I am such a dreamer right now. I am sitting in The Sparrows cafe in Grand Rapids, sipping the best tea EVER, and perusing my favorite blogs. And these blogs, and this place, and just this feeling in my chest is leading me into these fantasies of what my future existence might contain.
I am thinking of breakfast nooks in my future kitchen. Of owning a home, and feeling satisfied with settling in for a while. I am thinking of stacks of books in my breakfast nook. I'm thinking of some sweet someone peering into the room. Of him taking up books with me, and steaming mugs of tea or coffee or cocoa and sitting across from me. Oh, just to see him there, sitting across from me. That some good relationship could happen, that I could be a part of some good relationship, some hard-earned deep love, real sharing with a man who is honest, and who is willing to risk it, every time. I would be so thankful for that. I would brim. I think I would brim. It's so hard to believe that something good could befall me in this area, that I think I would glow unto eternity if it actually should come to pass. Maybe not. But maybe.
Another dream that has recently tripped over my brain, over my maternal synapses, is the dream of possibly having some child of my own in my arms someday. I'm not one to coo over babies like a lot of women I know. I'm not up for hanging out in crowds of mothers. I just imagine myself, alone in a dim room, in the morning maybe (I have a thing for mornings, though it's difficult for me to join them when the alarm sounds) with someone in my lap who has the characteristics of my lover and myself in his or her face. It's cheesy, maybe. But I don't care. I want it. I have come up with names, since I've decided to allow myself this dream (I was with someone a bit ago who was adamantly against every having children, and so I gave it up, without much thought, just gave it up because I'm so quick to throw my wishes, my possible desires on the altar). I've come up names like Willa, or Willa Margot, or Jorie (after my mom's mother Marjorie), or Charlie, or Oliver, or Olive for a girl and we can call her Ollie and other sweet things, or Eveline. So this is a dream I am finally allowing myself. And it feels good to be allowed. I have to find a man first, and before that I have to find a bit more of myself, and I have to love what I find in myself, I have to be compassionate. And then children. Then babies. Then breakfast nooks, and intimate small moments.
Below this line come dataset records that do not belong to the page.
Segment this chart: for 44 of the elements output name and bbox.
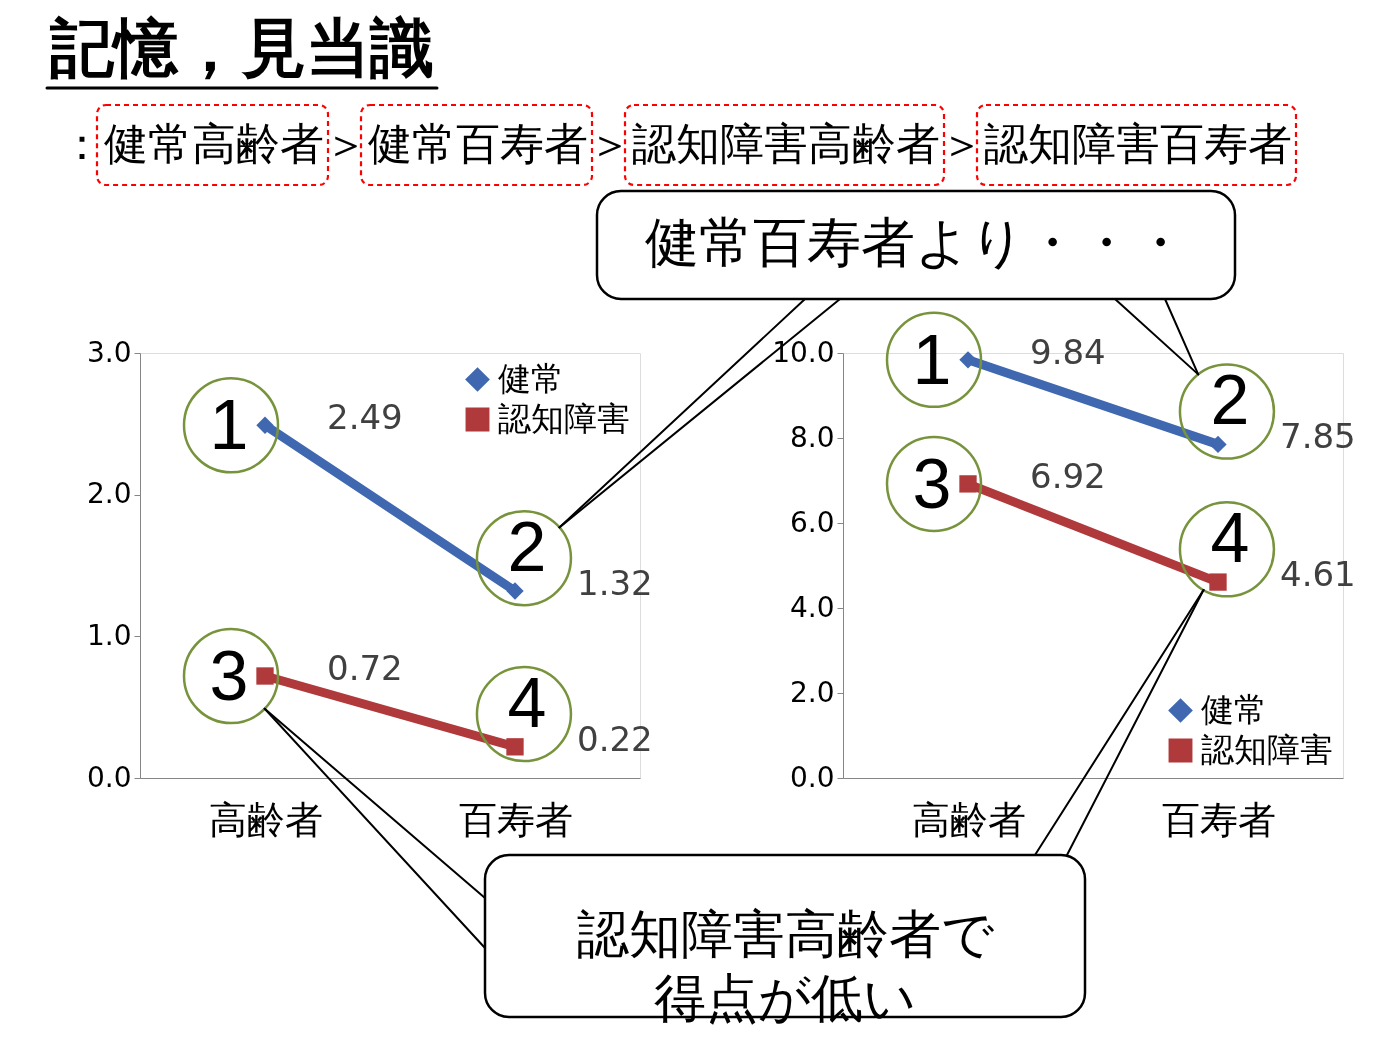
annotation: 1 xyxy=(209,386,249,465)
legend-label: 認知障害 xyxy=(498,398,630,438)
point xyxy=(1209,573,1227,591)
y-tick-label: 0.0 xyxy=(789,760,835,794)
annotation: 4 xyxy=(1210,499,1250,578)
data-label: 1.32 xyxy=(577,563,653,603)
y-tick-label: 4.0 xyxy=(789,590,835,624)
annotation: 3 xyxy=(209,637,249,715)
x-tick-label: 百寿者 xyxy=(1161,797,1276,842)
data-label: 0.72 xyxy=(327,648,403,688)
legend-label: 健常 xyxy=(1201,689,1267,729)
x-tick-label: 高齢者 xyxy=(208,797,323,842)
data-label: 6.92 xyxy=(1030,455,1106,496)
x-tick-label: 高齢者 xyxy=(911,797,1026,842)
point xyxy=(256,667,274,685)
point xyxy=(506,738,524,756)
text: 健常百寿者より・・・ xyxy=(645,211,1187,274)
chart-subtitle: ：健常高齢者＞健常百寿者＞認知障害高齢者＞認知障害百寿者 xyxy=(60,118,1292,169)
y-tick-label: 6.0 xyxy=(789,505,835,539)
annotation: 2 xyxy=(1210,361,1250,440)
legend-label: 認知障害 xyxy=(1201,729,1333,769)
chart-title: 記憶，見当識 xyxy=(49,11,434,85)
data-label: 9.84 xyxy=(1030,331,1106,372)
data-label: 4.61 xyxy=(1280,554,1356,595)
y-tick-label: 10.0 xyxy=(772,335,835,369)
annotation: 4 xyxy=(507,663,547,742)
y-tick-label: 2.0 xyxy=(86,477,132,511)
data-label: 0.22 xyxy=(577,718,653,759)
x-tick-label: 百寿者 xyxy=(458,797,573,842)
point xyxy=(959,351,977,369)
data-label: 2.49 xyxy=(327,397,403,438)
annotation: 3 xyxy=(912,444,952,523)
data-label: 7.85 xyxy=(1280,416,1356,457)
y-tick-label: 3.0 xyxy=(86,335,132,369)
annotation: 2 xyxy=(507,508,547,586)
point xyxy=(256,416,274,434)
y-tick-label: 0.0 xyxy=(86,760,132,794)
annotation: 1 xyxy=(912,320,952,399)
legend-label: 健常 xyxy=(498,358,564,398)
y-tick-label: 8.0 xyxy=(789,420,835,454)
y-tick-label: 1.0 xyxy=(86,618,132,652)
y-tick-label: 2.0 xyxy=(789,675,835,709)
point xyxy=(959,475,977,493)
point xyxy=(506,582,524,600)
Maybe this could all happen. I don't care if there's struggle. I've done struggle. I might even resent these dreams someday. I'll just want my kids to shut up and do their homework. I'll want my husband to pay more attention, or to leave me be for a bit. But still, I will fight for it.
I only worry that I want these things to complete me, to finish off the areas in which I feel so unfinished, so tender and insecure. I hope not. I don't want to take advantage. I just want full life. I want glowing vivaciousness.
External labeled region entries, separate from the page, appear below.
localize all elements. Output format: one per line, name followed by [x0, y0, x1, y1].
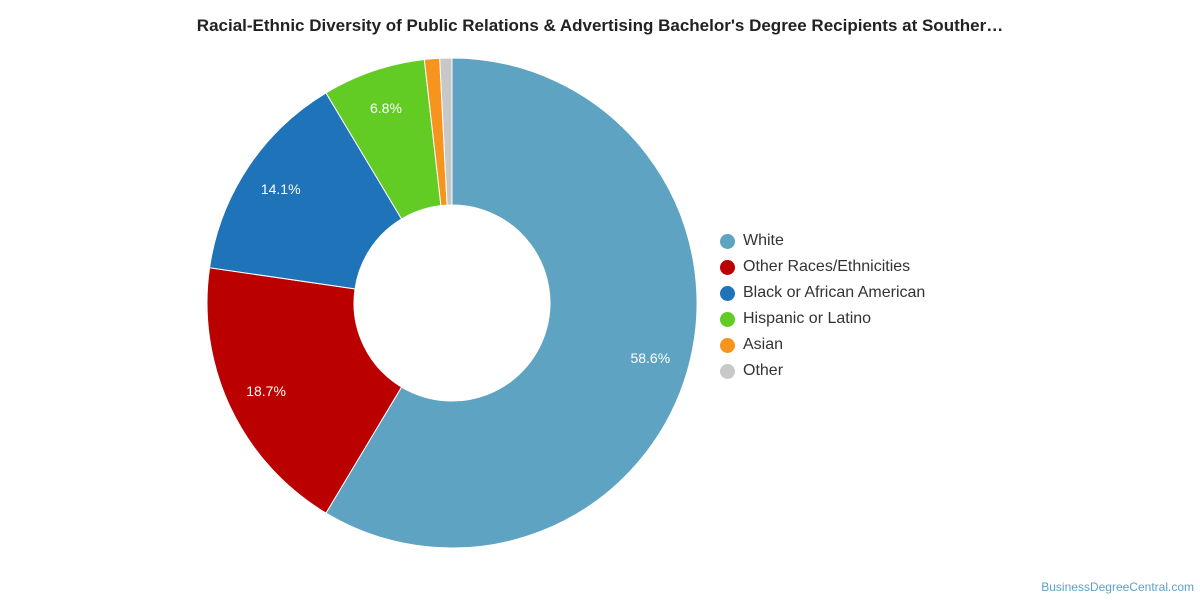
legend-item[interactable]: White — [720, 228, 925, 254]
legend-label: Black or African American — [743, 284, 926, 301]
slice-other[interactable] — [439, 57, 453, 206]
legend-label: Other Races/Ethnicities — [743, 258, 911, 275]
slices-group — [206, 57, 698, 549]
chart-title: Racial-Ethnic Diversity of Public Relati… — [196, 16, 1004, 35]
legend-label: White — [743, 232, 784, 249]
legend-marker-icon — [720, 259, 735, 275]
watermark[interactable]: BusinessDegreeCentral.com — [1041, 580, 1194, 594]
legend-marker-icon — [720, 311, 735, 327]
slice-label: 14.1% — [261, 181, 301, 197]
legend-label: Asian — [743, 336, 784, 353]
legend-label: Other — [743, 362, 784, 379]
legend-item[interactable]: Other — [720, 358, 925, 384]
legend-marker-icon — [720, 337, 735, 353]
legend: White Other Races/Ethnicities Black or Afr… — [720, 228, 925, 384]
slice-other-races-ethnicities[interactable] — [206, 267, 403, 514]
slice-label: 58.6% — [630, 350, 670, 366]
slice-label: 18.7% — [246, 383, 286, 399]
slice-label: 6.8% — [370, 100, 402, 116]
legend-marker-icon — [720, 363, 735, 379]
slice-white[interactable] — [325, 57, 698, 549]
legend-marker-icon — [720, 285, 735, 301]
legend-item[interactable]: Hispanic or Latino — [720, 306, 925, 332]
slice-labels-group: 58.6% 18.7% 14.1% 6.8% — [246, 100, 670, 399]
legend-item[interactable]: Other Races/Ethnicities — [720, 254, 925, 280]
legend-label: Hispanic or Latino — [743, 310, 872, 327]
legend-item[interactable]: Black or African American — [720, 280, 925, 306]
slice-black-or-african-american[interactable] — [208, 92, 403, 290]
legend-marker-icon — [720, 233, 735, 249]
legend-item[interactable]: Asian — [720, 332, 925, 358]
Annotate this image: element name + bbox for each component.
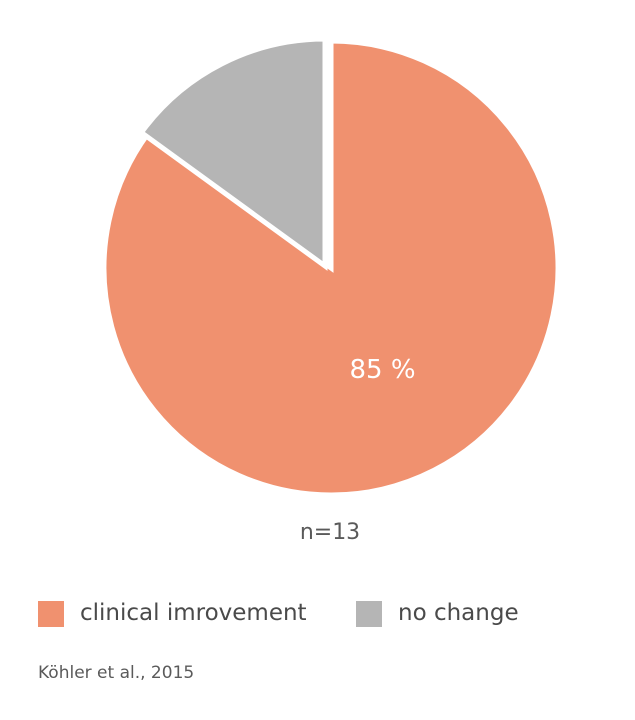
source-citation: Köhler et al., 2015 xyxy=(38,663,195,683)
pie-slice-clinical-imrovement xyxy=(101,38,561,498)
legend-swatch-no-change xyxy=(356,601,382,627)
pie-slice-no-change xyxy=(137,36,328,271)
legend-swatch-clinical-improvement xyxy=(38,601,64,627)
legend-label-no-change: no change xyxy=(398,600,519,626)
sample-size-label: n=13 xyxy=(299,520,361,545)
pie-slices: 85 % xyxy=(101,36,561,498)
pie-slice-value-label: 85 % xyxy=(349,355,415,385)
legend-label-clinical-improvement: clinical imrovement xyxy=(80,600,307,626)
The biggest problem, the biggest struggle I'm going to have for now is living my life as if it is glowing and vivacious and full and fulfilling right now. I want to appreciate this time. I want to drink it in. I want it to taste like some kind of thick nectar, rather than some stale white wine. Something that makes my stomach ache. Something that makes me want to spend the rest of the night hanging over a toilet bowl. I want to loooove my life. I want to love it right now. Where it is.
Everything is uncertain. My hands are up in the air. I have nothing to bet on, to be sure of. I have have no idea where I'm going. More than ever. I have no idea. I try to reassure myself that I'll survive, that I won't be homeless, that I'll somehow feed myself. But with the state of the world, about to graduate college with a useless degree, I have officially said goodbye to my one serious lover who I spent so much time planning my life around, and my lease is up in August. Where am I going? Oh God, I'm scared out of my mind. Oh, and one of my jobs is on-campus and ends when I toss my graduation cap in the air. Do I want to graduate even, if it means giving up the security I have now?
But, I think this is what was supposed to happen. I am supposed to be without a plan. I always plan. But I can't do that, now. It's impossible. There's just no way I can. Not if I try. Grad school isn't an option. It's all up in the air. It's exciting. It would be more exciting if I was financially stable. But then there wouldn't be much risk, here. And maybe this is where God wants me. I really, deeply believe this is where God wants me.
After all, where else can I place my trust right now? Like all those hymns, and bible passages, my life is out of my hands, and now I have this big scary chance of pushing it into the hands of something bigger--something I cannot sense. Wow. Terrifying. Maybe I can do it. Maybe I can.
Here goes. This is my life right now. I am on the verge of something. And I think I'll be on the verge for some time. And God has some kind of plan while I'm here. I hope I'm pleasantly surprised. I hope He has good things in mind. But then again, isn't that what we're asked to believe?
I am on my way to something. And right now, I think it might be light-filled and so morning-like.